The thought of improving the capabilities of a system after it had been installed did not cross anyone's mind. The only thing that did was to make sure the system remained operational and continued to perform according to how it was originally designed. When the system could no longer do that it would be replaced.
In some circles this is called, "run to fail" and fail they always did for all kinds of reasons that included the effects of:
Changes in compliance requirements
Lack of training
Lack of support
Changes in technology
Changes in leadership priorities
Changes in organizational structure
Business process changes
Changes in culture
Improvements were few and far between and were seldom able to keep up. You might patch the software, upgrade the hardware, or even move to the cloud but eventually the system would need to be replaced. Improvement of the system might then be entertained.
However, what I have observed is that even then improvement did not always come for the following reasons:
The people who knew how things worked no longer work for the company
The constraints of the old technology would became "requirements" for the new technology which would mostly negate any improvement
Moving to the "cloud" and cost reduction would be a higher priority than improving system effectiveness
Different leadership would have different priorities
Run to fail created an urgent response instead of a planned one with sufficient time to consider options
Resistance to change (what we did in the past is good enough for the future)
And many other reasons ...
When it comes to quality, safety, environmental, and regulatory systems where the goal is to reach a certain level of performance over time it is no wonder that one of the contributors to lack of overall progress is due to the effects of a "run to fail" or "set and forget" mode of system operations.
The phrase, "two steps forward, three steps back" comes to mind and aptly describes the current state of many systems in place today. Continuous improvement and maturity of capabilities is extremely difficult when a system is thrown out and replaced every 3-5 years and always starting over.
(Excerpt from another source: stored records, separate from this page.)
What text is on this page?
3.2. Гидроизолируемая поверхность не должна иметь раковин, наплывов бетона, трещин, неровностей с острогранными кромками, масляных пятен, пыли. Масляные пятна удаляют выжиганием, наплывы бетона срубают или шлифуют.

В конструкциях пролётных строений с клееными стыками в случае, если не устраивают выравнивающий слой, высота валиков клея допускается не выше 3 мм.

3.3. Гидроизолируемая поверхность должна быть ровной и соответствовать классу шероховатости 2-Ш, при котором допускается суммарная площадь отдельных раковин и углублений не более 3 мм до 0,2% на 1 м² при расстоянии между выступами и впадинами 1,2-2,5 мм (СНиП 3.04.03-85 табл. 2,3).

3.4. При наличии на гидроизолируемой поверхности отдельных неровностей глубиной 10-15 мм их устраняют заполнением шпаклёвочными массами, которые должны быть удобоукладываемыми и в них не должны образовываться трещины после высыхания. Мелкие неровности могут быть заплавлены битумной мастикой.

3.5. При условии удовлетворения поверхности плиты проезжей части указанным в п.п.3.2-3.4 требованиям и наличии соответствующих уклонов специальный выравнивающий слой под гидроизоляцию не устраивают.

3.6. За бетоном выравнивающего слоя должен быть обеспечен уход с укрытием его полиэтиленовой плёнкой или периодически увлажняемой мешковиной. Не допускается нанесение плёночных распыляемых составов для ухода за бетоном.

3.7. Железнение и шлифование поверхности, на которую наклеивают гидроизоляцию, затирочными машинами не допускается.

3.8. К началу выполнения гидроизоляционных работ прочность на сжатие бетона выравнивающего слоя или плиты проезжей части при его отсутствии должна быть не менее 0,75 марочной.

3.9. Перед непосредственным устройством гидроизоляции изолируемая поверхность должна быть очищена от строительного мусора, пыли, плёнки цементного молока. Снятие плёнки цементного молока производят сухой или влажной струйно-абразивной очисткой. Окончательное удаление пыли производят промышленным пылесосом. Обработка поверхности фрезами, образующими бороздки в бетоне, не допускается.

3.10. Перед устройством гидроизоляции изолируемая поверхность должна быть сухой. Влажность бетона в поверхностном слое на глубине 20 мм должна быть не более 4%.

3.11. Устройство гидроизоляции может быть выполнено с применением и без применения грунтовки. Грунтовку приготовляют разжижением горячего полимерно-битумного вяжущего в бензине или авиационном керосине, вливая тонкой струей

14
As compliance is now heading towards performance and outcome based standards the way in which systems operate must change to a new mode of operation. This new way of managing systems requires the ability to improve on a continuous basis but as importantly the ability to steer which is what compliance governance is responsible for and the function of a compliance program.
The steering function must continually adjust system capabilities to achieve increasing and changing standards either from mandatory or voluntary obligations. Governance is what proactively drives this continuous improvement.
It is important to note that this differs from continuous improvement at the process level which tends to focus on cost reduction by eliminating waste and improving efficiencies. While this is better than re-actively addressing non-conformance its purpose is still to improve consistency against current standards.
Whereas, improvement at the system level directed by a compliance program focuses on advancing capabilities to advance overall outcomes:
A compliance program is fundamentally a system in its own right consisting of proactive processes that anticipates, plans, and acts to improve compliance outcomes. An effective compliance program will steer the continuous improvement of processes, technology, and people so as to increase the probability that outcomes will be advanced. This is very different than the "run to fail" and "set and forget" mode of operations that assume that compliance obligations are mostly prescriptive and never change.
In a world measured by the continuous increase in value, compliance must also be continuous and advancing in capabilities to keep up. This changes the role of governance away from "run to fail" and "set and forget" to one that proactively steers towards better outcomes. Instead of two steps forward three steps back, compliance governance needs to always be steps forward.